Towards Robust Algorithms for Surgical Phase Recognition via Digital Twin Representation

TL;DR

The paper addresses the fragility of surgical phase recognition (SPR) models under domain shifts and corruptions by introducing a digital twin (DT) representation that decouples low-level visual processing from high-level SPR. It combines SAM2 segmentation and DepthAnything depth estimation to build DT tokens that replace raw video inputs in a SurgFormer-based SPR backbone (DT Former). The authors demonstrate enhanced robustness on corrupted and out-of-distribution data (e.g., CRCD and a robotic dVRK dataset) and show additional gains when using DT representations as augmentation to raw inputs. This DT-driven approach offers a path toward more reliable, potentially interpretable SPR systems and could accelerate clinical translation by mitigating non-causal learning and improving generalization.

Abstract

Surgical phase recognition (SPR) is an integral component of surgical data science, enabling high-level surgical analysis. End-to-end trained neural networks that predict surgical phase directly from videos have shown excellent performance on benchmarks. However, these models struggle with robustness due to non-causal associations in the training set. Our goal is to improve model robustness to variations in the surgical videos by leveraging the digital twin (DT) paradigm -- an intermediary layer to separate high-level analysis (SPR) from low-level processing. As a proof of concept, we present a DT representation-based framework for SPR from videos. The framework employs vision foundation models with reliable low-level scene understanding to craft DT representation. We embed the DT representation in place of raw video inputs in the state-of-the-art SPR model. The framework is trained on the Cholec80 dataset and evaluated on out-of-distribution (OOD) and corrupted test samples. Contrary to the vulnerability of the baseline model, our framework demonstrates strong robustness on both OOD and corrupted samples, with a video-level accuracy of 80.3 on a highly corrupted Cholec80 test set, 67.9 on the challenging CRCD dataset, and 99.8 on an internal robotic surgery dataset, outperforming the baseline by 3.9, 16.8, and 90.9 respectively.

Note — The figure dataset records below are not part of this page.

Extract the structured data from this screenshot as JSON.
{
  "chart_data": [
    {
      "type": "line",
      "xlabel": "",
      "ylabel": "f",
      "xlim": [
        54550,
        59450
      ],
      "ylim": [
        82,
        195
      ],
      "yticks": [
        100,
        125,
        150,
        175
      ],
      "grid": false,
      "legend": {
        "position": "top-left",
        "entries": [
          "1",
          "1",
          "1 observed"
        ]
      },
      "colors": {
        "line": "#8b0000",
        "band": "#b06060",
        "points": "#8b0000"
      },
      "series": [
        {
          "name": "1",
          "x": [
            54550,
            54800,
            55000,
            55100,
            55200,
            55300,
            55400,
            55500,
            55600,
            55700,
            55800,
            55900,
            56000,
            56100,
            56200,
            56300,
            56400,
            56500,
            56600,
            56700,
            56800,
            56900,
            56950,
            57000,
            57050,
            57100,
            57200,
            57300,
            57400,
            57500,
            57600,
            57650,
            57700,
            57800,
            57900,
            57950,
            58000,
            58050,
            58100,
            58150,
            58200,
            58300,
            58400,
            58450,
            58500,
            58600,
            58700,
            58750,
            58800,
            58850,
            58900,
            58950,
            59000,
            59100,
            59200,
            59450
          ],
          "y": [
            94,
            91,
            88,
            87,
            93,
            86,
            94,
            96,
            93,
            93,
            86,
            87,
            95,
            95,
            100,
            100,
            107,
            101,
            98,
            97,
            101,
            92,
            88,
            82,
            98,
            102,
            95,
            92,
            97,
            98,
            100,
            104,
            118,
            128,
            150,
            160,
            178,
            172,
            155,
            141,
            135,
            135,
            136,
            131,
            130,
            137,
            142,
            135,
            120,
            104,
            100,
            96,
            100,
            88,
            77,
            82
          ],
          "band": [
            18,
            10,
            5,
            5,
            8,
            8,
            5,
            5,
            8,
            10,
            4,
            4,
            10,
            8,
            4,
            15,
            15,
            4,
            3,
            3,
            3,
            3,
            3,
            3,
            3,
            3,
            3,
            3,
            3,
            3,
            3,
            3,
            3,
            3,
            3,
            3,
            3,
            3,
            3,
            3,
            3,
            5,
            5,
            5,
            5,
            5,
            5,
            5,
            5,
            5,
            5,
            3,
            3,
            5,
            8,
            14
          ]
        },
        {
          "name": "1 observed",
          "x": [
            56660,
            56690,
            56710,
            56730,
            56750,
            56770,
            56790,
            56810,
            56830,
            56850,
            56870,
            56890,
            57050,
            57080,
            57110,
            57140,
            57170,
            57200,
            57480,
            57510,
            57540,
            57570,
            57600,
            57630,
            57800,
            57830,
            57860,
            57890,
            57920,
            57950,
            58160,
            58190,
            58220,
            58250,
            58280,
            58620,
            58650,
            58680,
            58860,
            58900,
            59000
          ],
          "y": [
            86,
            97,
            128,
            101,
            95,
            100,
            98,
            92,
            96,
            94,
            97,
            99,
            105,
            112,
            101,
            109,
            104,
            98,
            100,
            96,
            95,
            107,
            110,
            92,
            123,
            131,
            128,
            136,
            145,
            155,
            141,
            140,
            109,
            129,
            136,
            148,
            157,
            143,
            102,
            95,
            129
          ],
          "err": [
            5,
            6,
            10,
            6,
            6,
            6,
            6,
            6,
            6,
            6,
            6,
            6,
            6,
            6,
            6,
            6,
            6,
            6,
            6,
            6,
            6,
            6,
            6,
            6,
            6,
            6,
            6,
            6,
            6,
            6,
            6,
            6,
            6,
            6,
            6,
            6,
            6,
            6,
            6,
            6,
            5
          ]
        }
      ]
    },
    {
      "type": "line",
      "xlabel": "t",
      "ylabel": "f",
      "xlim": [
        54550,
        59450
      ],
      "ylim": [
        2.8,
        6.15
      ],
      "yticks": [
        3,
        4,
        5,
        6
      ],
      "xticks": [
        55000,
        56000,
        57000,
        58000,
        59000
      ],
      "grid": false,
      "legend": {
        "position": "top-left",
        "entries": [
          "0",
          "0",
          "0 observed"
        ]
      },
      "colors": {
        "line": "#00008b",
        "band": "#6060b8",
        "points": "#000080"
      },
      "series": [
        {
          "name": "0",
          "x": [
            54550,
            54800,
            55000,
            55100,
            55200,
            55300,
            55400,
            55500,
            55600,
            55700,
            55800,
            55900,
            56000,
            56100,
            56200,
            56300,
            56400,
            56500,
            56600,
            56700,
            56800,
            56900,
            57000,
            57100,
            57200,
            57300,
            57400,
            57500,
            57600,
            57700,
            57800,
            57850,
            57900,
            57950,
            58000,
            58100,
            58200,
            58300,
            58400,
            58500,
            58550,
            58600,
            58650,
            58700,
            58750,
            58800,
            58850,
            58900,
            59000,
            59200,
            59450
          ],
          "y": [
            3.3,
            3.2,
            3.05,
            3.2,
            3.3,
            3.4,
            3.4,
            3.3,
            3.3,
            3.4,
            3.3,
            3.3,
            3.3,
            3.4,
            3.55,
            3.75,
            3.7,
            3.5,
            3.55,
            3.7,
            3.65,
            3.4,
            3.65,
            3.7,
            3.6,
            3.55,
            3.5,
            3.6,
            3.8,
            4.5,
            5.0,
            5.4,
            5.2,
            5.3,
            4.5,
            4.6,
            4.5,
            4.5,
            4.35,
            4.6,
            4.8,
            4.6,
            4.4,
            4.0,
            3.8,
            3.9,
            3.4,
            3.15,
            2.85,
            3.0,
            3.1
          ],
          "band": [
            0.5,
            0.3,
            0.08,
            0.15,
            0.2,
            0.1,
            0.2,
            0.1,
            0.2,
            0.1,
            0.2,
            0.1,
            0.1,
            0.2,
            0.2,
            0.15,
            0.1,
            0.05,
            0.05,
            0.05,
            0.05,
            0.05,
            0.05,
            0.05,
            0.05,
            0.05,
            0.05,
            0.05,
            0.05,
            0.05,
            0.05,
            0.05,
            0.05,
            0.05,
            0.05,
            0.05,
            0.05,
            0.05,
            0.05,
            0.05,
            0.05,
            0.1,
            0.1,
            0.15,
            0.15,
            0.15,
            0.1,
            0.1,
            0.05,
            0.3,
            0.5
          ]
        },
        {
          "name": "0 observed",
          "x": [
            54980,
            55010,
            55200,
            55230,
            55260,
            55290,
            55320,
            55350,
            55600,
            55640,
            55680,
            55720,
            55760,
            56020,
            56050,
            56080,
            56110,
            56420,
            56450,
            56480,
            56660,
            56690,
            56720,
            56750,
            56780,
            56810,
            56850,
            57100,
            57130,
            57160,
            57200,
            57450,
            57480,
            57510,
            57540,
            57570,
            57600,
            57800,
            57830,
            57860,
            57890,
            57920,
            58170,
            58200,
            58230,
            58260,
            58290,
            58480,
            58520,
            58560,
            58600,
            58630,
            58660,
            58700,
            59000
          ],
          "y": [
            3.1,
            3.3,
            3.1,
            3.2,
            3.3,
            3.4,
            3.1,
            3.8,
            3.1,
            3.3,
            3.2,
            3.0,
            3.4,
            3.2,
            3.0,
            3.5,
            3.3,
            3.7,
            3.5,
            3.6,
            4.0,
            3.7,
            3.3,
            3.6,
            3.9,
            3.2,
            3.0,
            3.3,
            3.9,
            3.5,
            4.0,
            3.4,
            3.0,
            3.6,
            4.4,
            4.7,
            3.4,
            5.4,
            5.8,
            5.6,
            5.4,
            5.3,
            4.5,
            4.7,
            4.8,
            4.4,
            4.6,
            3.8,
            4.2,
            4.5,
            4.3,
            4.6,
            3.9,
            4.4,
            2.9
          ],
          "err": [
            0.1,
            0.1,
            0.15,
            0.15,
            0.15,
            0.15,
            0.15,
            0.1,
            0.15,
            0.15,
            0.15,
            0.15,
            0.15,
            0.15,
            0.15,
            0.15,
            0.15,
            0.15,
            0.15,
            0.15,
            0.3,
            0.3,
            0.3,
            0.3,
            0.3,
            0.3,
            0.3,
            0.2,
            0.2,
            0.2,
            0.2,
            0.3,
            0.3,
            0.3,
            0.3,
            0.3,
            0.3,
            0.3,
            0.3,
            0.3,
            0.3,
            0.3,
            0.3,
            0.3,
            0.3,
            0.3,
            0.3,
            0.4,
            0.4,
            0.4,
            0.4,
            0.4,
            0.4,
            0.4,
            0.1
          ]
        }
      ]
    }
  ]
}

We also find that using DT representation as an augmentation to the raw input can significantly improve model robustness. Our findings lend support to the thesis that DT representations are effective in enhancing model robustness. Future work will seek to improve the feature informativeness and incorporate interpretability for a more comprehensive framework.

Paper Structure

This paper contains 12 sections, 3 figures, 3 tables.

Figures (3)

  • Figure 1: Illustration of the DT paradigm. DT Paradigm demonstrates a clear seperation between low-level processing with high-level analysis based on DT representation
  • Figure 2: Illustration of the surgical phase recognition framework via DT representation.
  • Figure 3: Visual examples of the original and corrupted Cholec80 TwinandaSMMMP17endonet, CRCD koh2024crcd,and the robotics training dataset.